Mayor Reed: Turner Field could be ‘sold very soon’

Atlanta Mayor Kasim Reed has said that Turner Field could be “sold very soon” in an interview with WSB˗TV Channel 2 and the Atlanta Journal˗Constitution.

In the interview, Reed indicated that the city would give Georgia State University a “campus that they’ve never had before,” but then changed his language to indicate that a decision hasn’t been fully made.

Jenna Garland, Reed’s press secretary, said that despite the comments that nothing would be forthcoming soon.

“A decision won’t happen ‘within the next 24 hours’,” Garland said.

In Reed’s interview, he also said another caveat of the deal would be to connect the property with Zoo Atlanta.

Zoo Atlanta, as well as Turner Field are both owned by the Atlanta˗Fulton County Recreational Authority (AFCRA) which has representatives from both governmental entities on its board of directors.

AFCRA recently named William K. Whitner as the organization’s new chairman, and he says that it has had contact with Mayor Reed.

“We have had communications with the Mayor’s office as it relates to Turner Field’s future, but we are not in a position to speak at this time regarding any potential sale or use,” Whitner said.

Garland told The Signal that the intention for the Zoo Atlanta connection would be to better link the two facilities. Turner Field and Zoo Atlanta are approximately a mile and a half apart from each other.

A joint bid by Georgia State and the locally˗based Carter Real Estate firm is competing against others from private developers.
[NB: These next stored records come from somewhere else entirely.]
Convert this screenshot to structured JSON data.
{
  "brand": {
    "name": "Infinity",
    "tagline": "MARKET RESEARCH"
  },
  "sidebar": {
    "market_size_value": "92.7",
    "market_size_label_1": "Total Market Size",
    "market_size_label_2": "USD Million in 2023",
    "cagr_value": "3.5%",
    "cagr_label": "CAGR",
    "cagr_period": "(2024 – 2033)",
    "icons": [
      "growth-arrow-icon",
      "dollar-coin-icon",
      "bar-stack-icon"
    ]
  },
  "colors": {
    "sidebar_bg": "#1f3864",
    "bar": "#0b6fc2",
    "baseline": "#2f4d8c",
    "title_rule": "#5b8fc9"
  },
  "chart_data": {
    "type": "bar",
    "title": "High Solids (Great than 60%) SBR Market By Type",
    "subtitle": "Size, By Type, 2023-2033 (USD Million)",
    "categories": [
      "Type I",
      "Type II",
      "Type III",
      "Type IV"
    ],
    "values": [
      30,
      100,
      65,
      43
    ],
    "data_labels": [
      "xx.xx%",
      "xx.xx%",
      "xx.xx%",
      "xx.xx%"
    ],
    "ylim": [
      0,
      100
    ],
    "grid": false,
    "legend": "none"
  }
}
Don Hale, a spokesman for Georgia State, said it would be “premature” for the university to offer any comment at this time. Carter also had no comment.

Georgia State’s proposal, which has been described by various university representatives as “preliminary” would include for Turner Field to be retrofitted into a 30,000 seat stadium for the football team.
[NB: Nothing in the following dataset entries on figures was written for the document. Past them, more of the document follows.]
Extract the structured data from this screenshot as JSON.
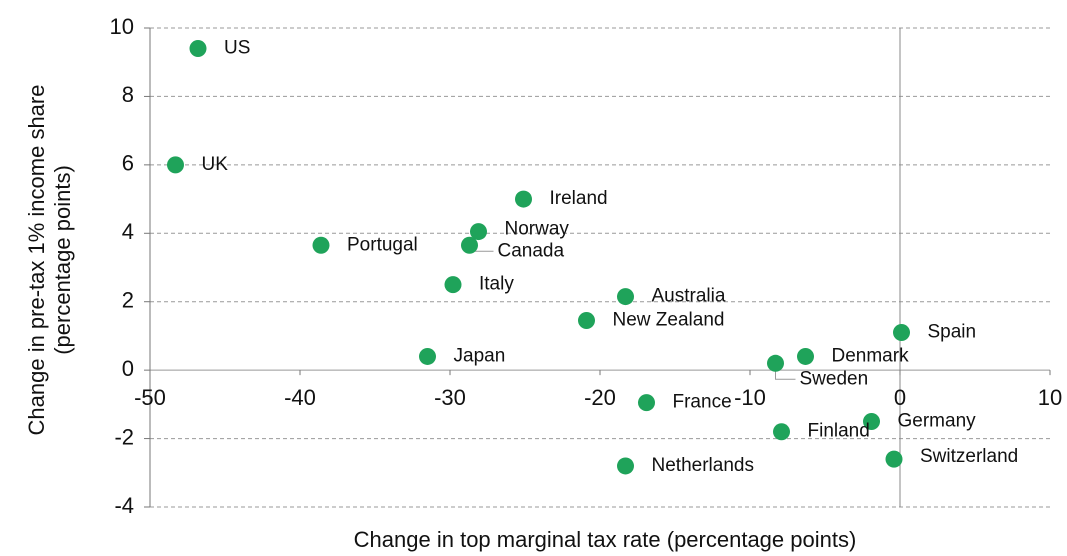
{
  "chart_data": {
    "type": "scatter",
    "xlabel": "Change in top marginal tax rate (percentage points)",
    "ylabel": [
      "Change in pre-tax 1% income share",
      "(percentage points)"
    ],
    "color": "#1fa35a",
    "labels": [
      "US",
      "UK",
      "Portugal",
      "Ireland",
      "Norway",
      "Canada",
      "Italy",
      "Australia",
      "New Zealand",
      "Japan",
      "France",
      "Netherlands",
      "Sweden",
      "Denmark",
      "Spain",
      "Germany",
      "Finland",
      "Switzerland"
    ],
    "x": [
      -46.8,
      -48.3,
      -38.6,
      -25.1,
      -28.1,
      -28.7,
      -29.8,
      -18.3,
      -20.9,
      -31.5,
      -16.9,
      -18.3,
      -8.3,
      -6.3,
      0.1,
      -1.9,
      -7.9,
      -0.4
    ],
    "values": [
      9.4,
      6.0,
      3.65,
      5.0,
      4.05,
      3.65,
      2.5,
      2.15,
      1.45,
      0.4,
      -0.95,
      -2.8,
      0.2,
      0.4,
      1.1,
      -1.5,
      -1.8,
      -2.6
    ],
    "xlim": [
      -50,
      10
    ],
    "xticks": [
      -50,
      -40,
      -30,
      -20,
      -10,
      0,
      10
    ],
    "ylim": [
      -4,
      10
    ],
    "yticks": [
      -4,
      -2,
      0,
      2,
      4,
      6,
      8,
      10
    ],
    "grid": true
  }
}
A new baseball stadium would also be constructed on the site that was once the home of Atlanta˗Fulton County Stadium.

Retail space, expanded parking, and private housing would also be constructed if the city decides to go with Georgia State’s bid.

University president Mark Becker said at last month’s State of the University address that the housing complexes would be similar to the recently completed One Twelve Courtland complex at the corner of Courtland Street and John Wesley Dobbs Avenue.

The news also comes amidst Fulton County feeling it has been left out of the Turner Field negotiations and that the total price tag for selling the property could be upwards of $1 billion with additional developments.

Mike Rieman of the Cookerly Public Relations firm representing Carter told The Signal that the real estate firm remains steadfastly behind the original $300 million estimate for its developments.

Fulton County Commission Chairman John Eaves said that given Fulton’s stake in the property it should be included in any all conversations regarding its sale.

“Suffice it to say that any decisions regarding the plans for Turner Field following the expiration of the Braves’ lease at the end of 2016 will require the County’s involvement and approval,” Eaves said.

One of the developments, according to reports, would be an extension of the Atlanta Streetcar to run down Capitol Avenue through the 77˗acre property. The Streetcar is jointly managed by the city of Atlanta and the Metropolitan Atlanta Rapid Transit Authority (MARTA).

Garland said that the proposed route is not the only one being discussed since there are plans to expand the Streetcar beyond its initial 2.6 mile route.

Also complicating matters is the fact that the Braves have yet to inform the city of Atlanta on when they intend on ending the aforementioned lease on the 77˗acre property.

The Braves intend on leaving Turner Field and moving into SunTrust Park in Cobb County beginning with the 2017 season, the same year in which original reports said Becker wanted to break ground on the property after Georgia State and Carter would purchase it from the city of Atlanta.

Those reports have been described as “premature” and “speculation” to The Signal with various university representatives.